Do you use a woven fabric cartridge filter (5 micron) at all? Sometimes just simple mechanical filtration is enough to remove iron. If there’s fine silt present, it will remove that too. You’ll want to size it appropriately though to make sure it doesn’t create too large a pressure drop.
 

setsailsoon

LifeTime Supporter
TFP Guide
Oct 25, 2015
1,586
Stuart/FL
If your well water has enough DO in it, then a Birm filter will work on its own. If the DO is low and there’s not enough relative to the iron levels, then the Birm filter won’t work. It sounds like your iron levels are low enough but I’d want to know the DO number too.
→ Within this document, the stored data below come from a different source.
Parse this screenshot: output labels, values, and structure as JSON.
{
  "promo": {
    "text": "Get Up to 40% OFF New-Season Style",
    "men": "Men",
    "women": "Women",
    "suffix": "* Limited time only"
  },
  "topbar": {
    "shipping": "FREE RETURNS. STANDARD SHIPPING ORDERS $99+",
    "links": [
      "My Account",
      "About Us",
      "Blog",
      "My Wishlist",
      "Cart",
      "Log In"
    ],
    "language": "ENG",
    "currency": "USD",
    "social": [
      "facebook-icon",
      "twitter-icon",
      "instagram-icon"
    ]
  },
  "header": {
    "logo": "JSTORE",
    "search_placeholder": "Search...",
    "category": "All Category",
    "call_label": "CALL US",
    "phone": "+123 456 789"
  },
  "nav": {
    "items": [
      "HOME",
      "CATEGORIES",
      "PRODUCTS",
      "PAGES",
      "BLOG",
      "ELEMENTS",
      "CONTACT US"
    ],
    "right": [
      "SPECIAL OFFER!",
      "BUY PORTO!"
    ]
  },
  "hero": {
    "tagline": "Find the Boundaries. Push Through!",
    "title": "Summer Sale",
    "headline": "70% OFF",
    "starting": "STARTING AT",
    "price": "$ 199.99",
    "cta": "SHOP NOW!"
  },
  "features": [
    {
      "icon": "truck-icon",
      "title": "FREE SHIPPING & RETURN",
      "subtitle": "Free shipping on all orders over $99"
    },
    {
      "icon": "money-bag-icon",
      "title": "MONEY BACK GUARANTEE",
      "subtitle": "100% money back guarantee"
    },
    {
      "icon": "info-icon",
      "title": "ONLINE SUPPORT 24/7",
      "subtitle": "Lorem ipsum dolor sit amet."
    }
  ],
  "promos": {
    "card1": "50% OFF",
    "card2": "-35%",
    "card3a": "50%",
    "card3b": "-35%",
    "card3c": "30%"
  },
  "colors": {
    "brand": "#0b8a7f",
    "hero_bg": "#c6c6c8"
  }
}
Air injection can be a pain to setup which is why people often opt for chlorine or permanganate injection instead.

Do you use a woven fabric cartridge filter (5 micron) at all? Sometimes just simple mechanical filtration is enough to remove iron. If there’s fine silt present, it will remove that too. You’ll want to size it appropriately though to make sure it doesn’t create too large a pressure drop.
Thanks Matt, I might try the 5 micron or 20 micron filter first. If it doesn't work it's not much lost.